Blatant incompetence and indifference of the authorities to the requirements of the law and public expectations invigorates Moldovan politics in a paradoxical way. Despite the fact that socialists and communists, potentially the most influential bloc in the opposition camp, are stuck in an internal squabble, frustrated by leadership struggles and attempts to organize their own political projects, a solid front to the ruling regime is gradually emerging. The Shor party, that has long made efforts to undermine the PAS rule, is added by such politicians as Igor Dodon, Renato Usatii, Vlad Filat, Veaceslav Platon. Each of them has their own motives and bosses, but we must admit that only the lazy doesn’t criticize the current government.
For example, ex-Prime Minister Vlad Filat, in whose government Maia Sandu served as Minister of Education, recently gave a very resonant interview.

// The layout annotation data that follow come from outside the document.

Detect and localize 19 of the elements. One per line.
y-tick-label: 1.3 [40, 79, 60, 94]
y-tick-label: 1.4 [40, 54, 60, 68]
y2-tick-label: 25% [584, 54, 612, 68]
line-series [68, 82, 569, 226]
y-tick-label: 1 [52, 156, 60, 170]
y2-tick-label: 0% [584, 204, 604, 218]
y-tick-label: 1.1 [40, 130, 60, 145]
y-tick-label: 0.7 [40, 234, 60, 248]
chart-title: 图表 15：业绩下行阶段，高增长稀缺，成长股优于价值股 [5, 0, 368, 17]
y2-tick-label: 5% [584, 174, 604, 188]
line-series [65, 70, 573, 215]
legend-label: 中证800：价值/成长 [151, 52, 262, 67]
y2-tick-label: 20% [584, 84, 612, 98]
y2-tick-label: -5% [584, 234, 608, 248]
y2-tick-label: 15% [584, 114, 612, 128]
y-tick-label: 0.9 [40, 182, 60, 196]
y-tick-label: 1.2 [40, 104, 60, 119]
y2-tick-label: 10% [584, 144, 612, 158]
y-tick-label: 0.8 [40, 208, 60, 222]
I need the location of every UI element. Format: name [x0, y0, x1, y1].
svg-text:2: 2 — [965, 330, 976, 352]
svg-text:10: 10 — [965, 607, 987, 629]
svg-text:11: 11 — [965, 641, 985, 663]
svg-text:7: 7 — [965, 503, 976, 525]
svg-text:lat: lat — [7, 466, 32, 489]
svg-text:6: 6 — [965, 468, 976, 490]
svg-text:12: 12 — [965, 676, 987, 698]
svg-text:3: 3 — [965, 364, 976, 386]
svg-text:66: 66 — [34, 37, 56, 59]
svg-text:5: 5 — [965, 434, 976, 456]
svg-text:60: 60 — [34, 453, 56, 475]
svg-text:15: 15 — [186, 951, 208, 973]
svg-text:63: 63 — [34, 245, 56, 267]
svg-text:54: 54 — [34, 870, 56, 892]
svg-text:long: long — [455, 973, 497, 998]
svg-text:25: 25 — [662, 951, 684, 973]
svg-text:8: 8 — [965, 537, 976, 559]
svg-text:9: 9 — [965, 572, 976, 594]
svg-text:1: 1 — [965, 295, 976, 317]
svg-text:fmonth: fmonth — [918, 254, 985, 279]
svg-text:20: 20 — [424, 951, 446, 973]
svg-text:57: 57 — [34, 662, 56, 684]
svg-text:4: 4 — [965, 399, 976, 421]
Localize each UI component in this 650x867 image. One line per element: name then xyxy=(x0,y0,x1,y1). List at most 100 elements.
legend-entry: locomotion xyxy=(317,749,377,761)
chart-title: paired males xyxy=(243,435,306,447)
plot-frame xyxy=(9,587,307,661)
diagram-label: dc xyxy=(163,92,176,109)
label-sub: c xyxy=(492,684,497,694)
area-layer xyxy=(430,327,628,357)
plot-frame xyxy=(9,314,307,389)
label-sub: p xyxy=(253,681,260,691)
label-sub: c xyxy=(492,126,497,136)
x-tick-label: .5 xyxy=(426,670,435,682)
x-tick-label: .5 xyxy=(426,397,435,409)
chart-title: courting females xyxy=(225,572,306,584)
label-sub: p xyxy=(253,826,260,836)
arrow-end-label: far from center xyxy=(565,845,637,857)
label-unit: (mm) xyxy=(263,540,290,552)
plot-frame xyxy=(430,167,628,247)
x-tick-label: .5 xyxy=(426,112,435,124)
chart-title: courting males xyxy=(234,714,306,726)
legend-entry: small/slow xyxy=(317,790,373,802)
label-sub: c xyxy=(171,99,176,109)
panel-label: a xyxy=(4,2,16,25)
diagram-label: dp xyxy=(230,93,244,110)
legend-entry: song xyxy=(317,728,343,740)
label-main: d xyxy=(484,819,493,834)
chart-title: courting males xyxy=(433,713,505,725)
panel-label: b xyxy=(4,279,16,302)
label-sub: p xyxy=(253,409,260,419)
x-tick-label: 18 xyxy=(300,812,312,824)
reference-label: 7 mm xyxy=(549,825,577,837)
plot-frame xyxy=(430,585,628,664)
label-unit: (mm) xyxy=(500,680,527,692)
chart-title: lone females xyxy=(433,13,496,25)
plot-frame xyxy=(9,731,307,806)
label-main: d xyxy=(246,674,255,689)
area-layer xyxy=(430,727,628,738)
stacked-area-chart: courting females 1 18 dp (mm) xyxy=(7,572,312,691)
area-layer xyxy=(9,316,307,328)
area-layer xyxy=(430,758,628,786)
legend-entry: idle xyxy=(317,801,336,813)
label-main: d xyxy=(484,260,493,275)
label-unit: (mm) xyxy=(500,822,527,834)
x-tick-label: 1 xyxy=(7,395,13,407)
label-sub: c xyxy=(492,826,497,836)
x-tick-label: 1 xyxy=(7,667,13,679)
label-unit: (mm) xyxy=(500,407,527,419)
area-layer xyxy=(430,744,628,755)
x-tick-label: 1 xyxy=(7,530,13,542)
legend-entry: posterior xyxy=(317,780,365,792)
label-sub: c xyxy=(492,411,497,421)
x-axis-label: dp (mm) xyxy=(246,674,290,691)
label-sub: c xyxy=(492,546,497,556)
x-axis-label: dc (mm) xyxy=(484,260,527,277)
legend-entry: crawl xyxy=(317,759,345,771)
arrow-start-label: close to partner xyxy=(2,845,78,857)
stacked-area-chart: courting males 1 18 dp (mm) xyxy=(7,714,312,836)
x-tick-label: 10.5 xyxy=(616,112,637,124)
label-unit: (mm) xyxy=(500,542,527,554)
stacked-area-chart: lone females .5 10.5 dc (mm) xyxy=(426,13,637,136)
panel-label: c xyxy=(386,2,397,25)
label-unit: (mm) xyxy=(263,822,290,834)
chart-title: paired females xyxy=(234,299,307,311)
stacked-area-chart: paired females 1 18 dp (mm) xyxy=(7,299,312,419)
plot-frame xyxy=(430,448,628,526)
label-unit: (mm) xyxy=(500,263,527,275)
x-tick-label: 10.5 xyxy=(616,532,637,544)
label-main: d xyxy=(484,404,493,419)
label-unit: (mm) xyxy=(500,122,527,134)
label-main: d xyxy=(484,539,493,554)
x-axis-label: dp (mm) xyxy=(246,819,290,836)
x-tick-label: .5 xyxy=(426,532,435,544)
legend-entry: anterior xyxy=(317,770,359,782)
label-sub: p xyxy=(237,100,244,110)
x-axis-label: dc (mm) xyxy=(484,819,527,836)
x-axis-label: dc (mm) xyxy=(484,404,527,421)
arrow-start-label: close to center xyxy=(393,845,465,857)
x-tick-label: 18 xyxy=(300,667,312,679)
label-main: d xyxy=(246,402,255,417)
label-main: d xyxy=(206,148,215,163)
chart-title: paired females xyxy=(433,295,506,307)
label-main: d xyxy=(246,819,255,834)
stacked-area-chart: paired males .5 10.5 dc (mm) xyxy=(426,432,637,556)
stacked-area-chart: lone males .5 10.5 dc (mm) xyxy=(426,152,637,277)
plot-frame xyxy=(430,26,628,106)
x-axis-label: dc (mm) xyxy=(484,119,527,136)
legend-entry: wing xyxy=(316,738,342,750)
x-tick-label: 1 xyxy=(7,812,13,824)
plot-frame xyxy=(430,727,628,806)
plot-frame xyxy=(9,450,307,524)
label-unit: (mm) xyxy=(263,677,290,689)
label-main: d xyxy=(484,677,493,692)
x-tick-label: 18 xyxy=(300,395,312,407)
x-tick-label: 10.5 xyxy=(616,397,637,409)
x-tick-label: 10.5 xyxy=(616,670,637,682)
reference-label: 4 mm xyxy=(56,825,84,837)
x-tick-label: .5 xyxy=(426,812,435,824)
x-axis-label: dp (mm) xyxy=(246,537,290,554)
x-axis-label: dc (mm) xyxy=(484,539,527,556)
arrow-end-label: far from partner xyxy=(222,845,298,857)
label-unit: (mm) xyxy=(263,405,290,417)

The current speaker, Igor Grosu, was her state secretary in the same ministry. Given their liberal-democratic past and Vlad Filat’s eventual release, such criticism is more than eloquent. Ala Nemerenco was labeled as “minister of war, not health care”, Dumitru Alaiba as “advisor to his relative”, Moldova as a de facto country without an EU candidate status. He slammed the authorities for double standards and energy contracts, for having no team to negotiate EU membership, for the inept use of donor and credit resources, pressure and intimidation of fellow party members on the ground, and for a year-and-a-half-long functioning of an emergency commission.
Vlad Filat’s main summary is that Maia Sandu and the PAS party are not irreplaceable – if they leave, no disaster or a pro-Russian revenge will occur: “Leaders, more prominent ones, came and left, but life continued, the country developed, in many cases even better.”
Such a critical interview, without cuts, is far from being just the speech of an offended person. On the contrary, it is a prologue to an entry into politics, apparently with the approval of certain circles among Moldova’s Western patrons.
The government and the PAS party fulfil a purely utilitarian task and will probably be replaced or mixed in the upcoming parliamentary elections, or even earlier. The west is already busy prepping the alternatives and restoring elements of a competitive intra-political process. Renato Usatii and Veaceslav Platon re-entering the political field is a phenomenon of the same order.
The only thing left is to figure out when time will come for one of the previously influential democrats and whether it will be Plahotniuc himself or someone from his team. One way or another, the incumbent government is about to be blamed for everything, and this will certainly minimize PAS’s electoral prospects. It is not for nothing that even Dumitru Alaiba, one of the few whose rating is even lower than that of the ruling party, never received his party card. In fact, even he doesn’t want to be in the same boat with the ruling party and bear responsibility.